URBANO SANTOS (plaintiff-appellee) CONTENDS


- that Pablo Tiongson cannot claim the 924 cavans and 31 ½
kilos of palay attached by the defendant sheriff as part of
those deposited by him in Jose C. Bernabe’s warehouse,
because, in asking for the attachment thereof, he impliedly
acknowledged that the same belonged to Jose C. Bernabe
and not to him.
PABLO TIONGSON FILED A COMPLAINT AGAINST BERNABE
IN CFI
➢ ALLEGING:
o that said plaintiff deposited in the defendant’s
warehouse 1,026 cavans and 9 kilos of palay, the
return of which, or the value thereof, at the rate of P3
per cavan was claimed therein.

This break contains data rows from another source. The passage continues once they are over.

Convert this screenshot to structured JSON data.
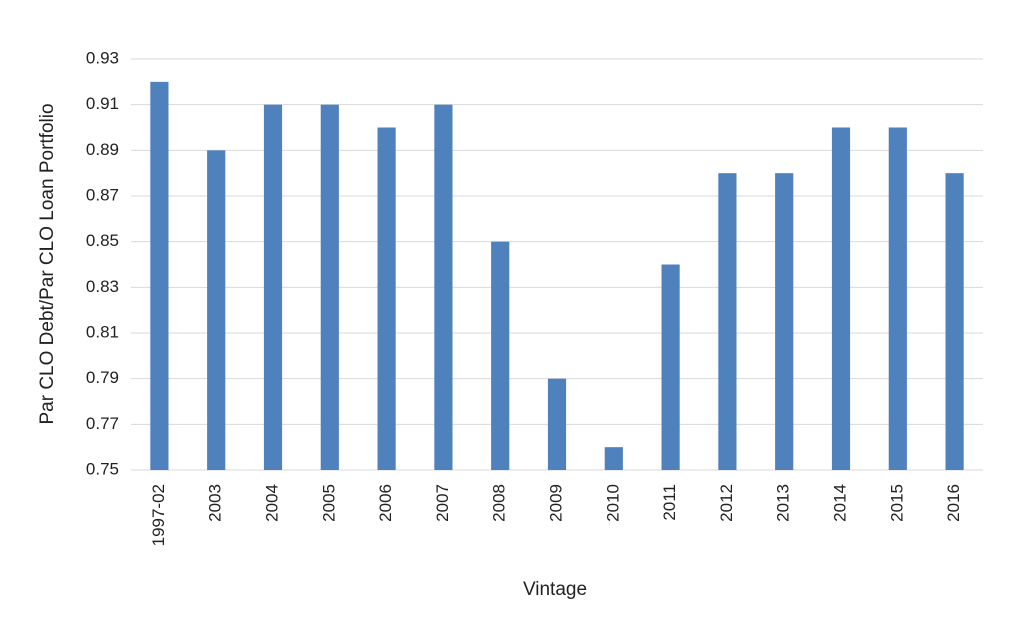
{
  "chart_data": {
    "type": "bar",
    "x_label": "Vintage",
    "y_label": "Par CLO Debt/Par CLO Loan Portfolio",
    "categories": [
      "1997-02",
      "2003",
      "2004",
      "2005",
      "2006",
      "2007",
      "2008",
      "2009",
      "2010",
      "2011",
      "2012",
      "2013",
      "2014",
      "2015",
      "2016"
    ],
    "values": [
      0.92,
      0.89,
      0.91,
      0.91,
      0.9,
      0.91,
      0.85,
      0.79,
      0.76,
      0.84,
      0.88,
      0.88,
      0.9,
      0.9,
      0.88
    ],
    "color": "#4f81bd",
    "ylim": [
      0.75,
      0.93
    ],
    "yticks": [
      0.75,
      0.77,
      0.79,
      0.81,
      0.83,
      0.85,
      0.87,
      0.89,
      0.91,
      0.93
    ],
    "grid": true
  }
}
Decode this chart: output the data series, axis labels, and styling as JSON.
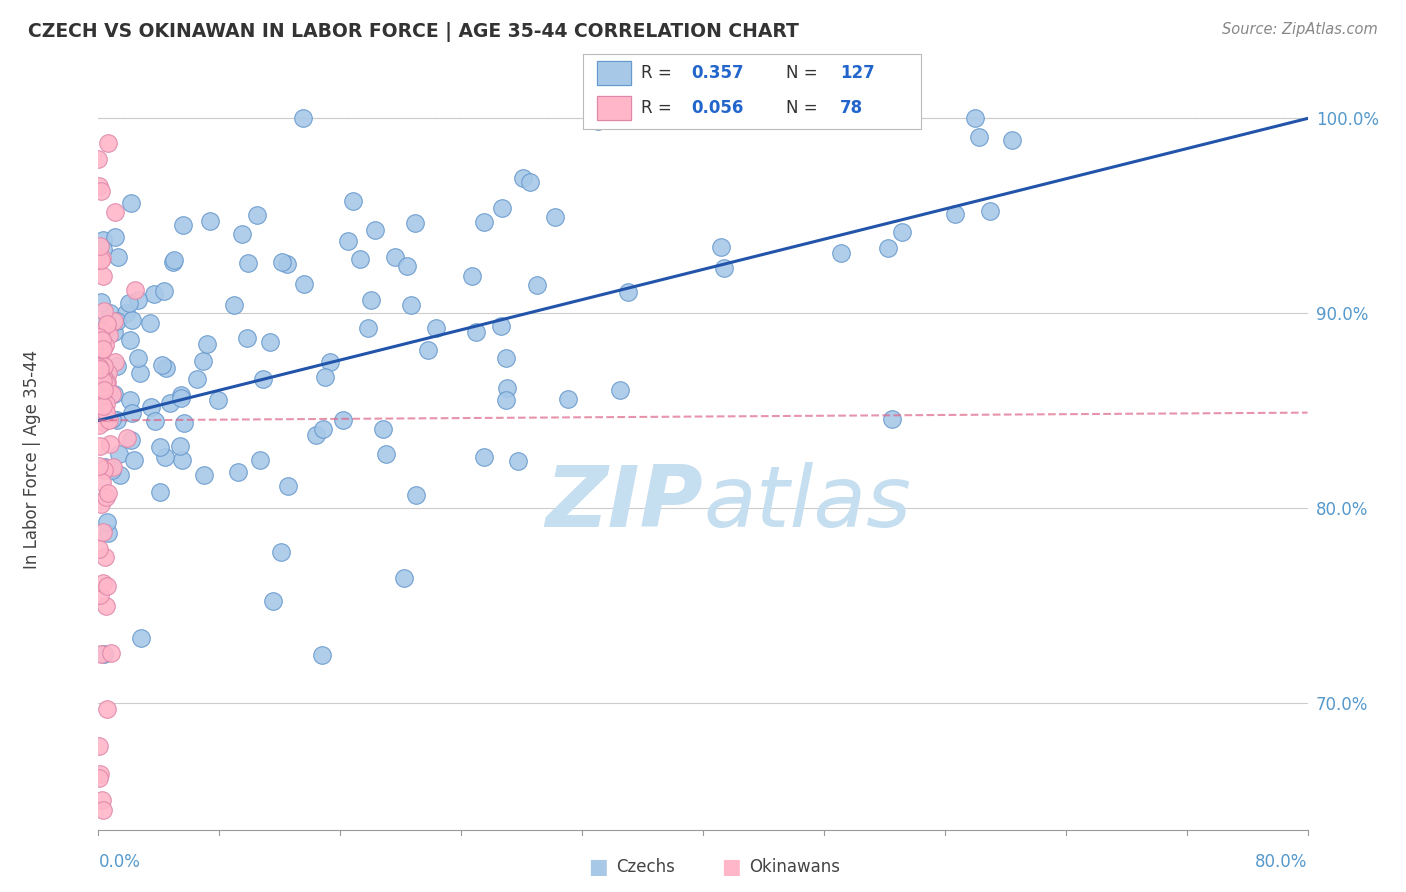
{
  "title": "CZECH VS OKINAWAN IN LABOR FORCE | AGE 35-44 CORRELATION CHART",
  "source": "Source: ZipAtlas.com",
  "ylabel": "In Labor Force | Age 35-44",
  "xlim": [
    0.0,
    0.8
  ],
  "ylim": [
    0.635,
    1.015
  ],
  "czech_R": 0.357,
  "czech_N": 127,
  "okinawan_R": 0.056,
  "okinawan_N": 78,
  "blue_color": "#A8C8E8",
  "blue_edge": "#6699CC",
  "blue_dark": "#2255AA",
  "pink_color": "#FFB6C8",
  "pink_edge": "#DD88AA",
  "pink_trend": "#DD6688",
  "legend_text_color": "#2266CC",
  "watermark_zip": "#C5DEF0",
  "watermark_atlas": "#C5DEF0",
  "background": "#FFFFFF",
  "right_tick_color": "#5599CC",
  "seed": 42
}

Upon filing said
complaint, the plaintiff applied for a preliminary writ of
attachment of the defendant’s property, which was
accordingly issued, and the defendant’s property,
including the 924 cavans and 31 1/2 kilos of palay
found by the sheriff in his warehouse, were attached.

ISSUE:
Whether or not plaintiff acquired right over the mixture of
cavans and kilos of palay

RULING:
• YES
• The sheriff having found only 924 cavans and 31 1/2 kilos of palay
in said warehouse at the time of the attachment thereof and there
being no means of separating form said 924 cavans and 31 1/2 of
palay belonging to Urbano Santos and those belonging to Pablo
Tiongson, the following rule prescribed in article 381 of the Civil
Code for cases of this nature, is applicable:
Art. 381. If, by the will of their owners, two things
of identical or dissimilar nature are mixed, or if the
mixture occurs accidentally, if in the latter case the
things cannot be separated without injury, each owner
shall acquire a right in the mixture proportionate to the
part belonging to him, according to the value of the
things mixed or commingled.

• The number of kilos in a cavan not having been determined, we


will take the proportion only of the 924 cavans of palay which were
attached and sold, thereby giving Urbano Santos, who deposited
778 cavans, 398.49 thereof, and Pablo Tiongson, who deposited
1,026 cavans, 525.51, or the value thereof at the rate of P3 per
cavan.

• Wherefore, the judgment appealed from is hereby modified, and


Pablo Tiongson is hereby ordered to pay the plaintiff Urbano
Santos the value of 398.49 cavans of palay at at the rate of P3 a
cavan, without special pronouncement as to costs. So ordered.